Amsel’s technology also addresses a deep pipeline of applications such as in laparoscopic and robotic surgery.  The company believes these applications can be monetized via strategic partnerships including licensing, distribution, or investment opportunities.

Amsel’s Interdigitating Occlusion Technology (iDOT) is novel in that it enables percutaneous or open delivery of a mechanical clamp through a delivery system as small as an18-gauge needle.  In a manner that has not been possible until today.  At the same time, the interdigitating mechanical tissue clamping represents a new approach to attaching and clamping tissue that is atraumatic. The attachment is dependable as it does not require the formation of a staple in the tissue, has a very small delivery footprint, and does not necessitate the excision of tissue around the vessel at the deployment site.

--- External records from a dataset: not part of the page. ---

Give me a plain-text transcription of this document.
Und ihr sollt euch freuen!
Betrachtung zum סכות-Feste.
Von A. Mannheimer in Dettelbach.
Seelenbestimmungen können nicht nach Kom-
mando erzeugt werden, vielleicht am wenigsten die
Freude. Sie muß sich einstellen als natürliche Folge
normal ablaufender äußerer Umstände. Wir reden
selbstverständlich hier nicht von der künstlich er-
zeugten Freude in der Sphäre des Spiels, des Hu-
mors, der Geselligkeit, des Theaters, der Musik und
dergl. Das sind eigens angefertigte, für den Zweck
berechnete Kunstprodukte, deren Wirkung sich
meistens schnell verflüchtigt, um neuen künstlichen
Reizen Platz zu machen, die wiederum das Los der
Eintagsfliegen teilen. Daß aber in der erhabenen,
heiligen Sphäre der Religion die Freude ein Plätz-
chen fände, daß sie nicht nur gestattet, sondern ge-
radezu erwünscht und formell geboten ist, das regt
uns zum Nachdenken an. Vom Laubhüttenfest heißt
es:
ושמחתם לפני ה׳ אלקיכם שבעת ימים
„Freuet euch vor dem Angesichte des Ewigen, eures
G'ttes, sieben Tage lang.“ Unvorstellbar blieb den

The clamp is deployed across and through the vessel preventing displacement from the vessel.  The clamp provides adaptive compression on tissue of variable thickness (from fine veins to the Left Atrial Appendage) and avoids leakage issues due to changing tissue thickness overtime.  Aside from a small post, it does not injure the compressed tissues minimizing necrosis. 

 

The Amsel Medical SCureClamp, which has 15 issued and allowed patents, is a mechanical solution that can be delivered percutaneously making it a simpler, faster and less invasive procedure. It is the only treatment procedure for varicose veins that does not destroy or remove the vein.  The SCureClamp mechanical action extends the forces in the tissue without crushing or destroying it, thus preserving the targeted vessel while eliminating the risk associated with surgery.  

 

Amsel’s SCureTO utilizes the same clamping elements of the permanent SCureClamp but has a tethering mechanism attached to the clamping elements which allows the SCureTO to be removed when no longer needed without the need for any open surgical procedure. Additionally, the degree of clamping is adjustable and enables variable and controllable blood flow in the vessel to prevent local and distal clot formation and the associated metabolic effects of distal ischemia. This then provides similar benefits to that of an externally applied tourniquet but in a much more targeted manner, and in regions not accessible by a traditional tourniquet.

Although the company is presently pre-commercial, we anticipate product in the market in 2023. The Amsel management team which also founded and built AngioDynamics has done this before, successfully developing and introducing the market leading endovenous laser system into the venous market.   During that time, the team built a dedicated sales organization for this market and developed strong relationships with most key thought leaders. 

 

Amsel’s SCureClamp has been presented at multiple venous specific scientific symposiums around the world and has already generated great interest with physicians.

 

Our strategy for marketing Amsel’s device will leverage our intimate understanding of the venous market and our strong relationships with Key Opinion Leaders .  There are 5,000+ vein centers in the United States and we have selected KOL’s at limited sites globally as early adaptors.  They will drive clinical use experience, present at scientific symposia and publish to build awareness and customer acquisition. These customers will be serviced through a team of independent 1099 sales reps that are currently servicing and have relationships within these free standing OBLs.

 

For trauma, Amsel already has the US Air Force  Special Operations Command as a customer, and has been awarded sole source supplier designation. We plan to expand sales within the DOD and to NATO and civilian markets. Several former executives from Z-Medica (a leader in hemorrhage control products) have joined Amsel Medical as advisors to apply their vast experience in DOD sales and existing channels to navigate the procurement process.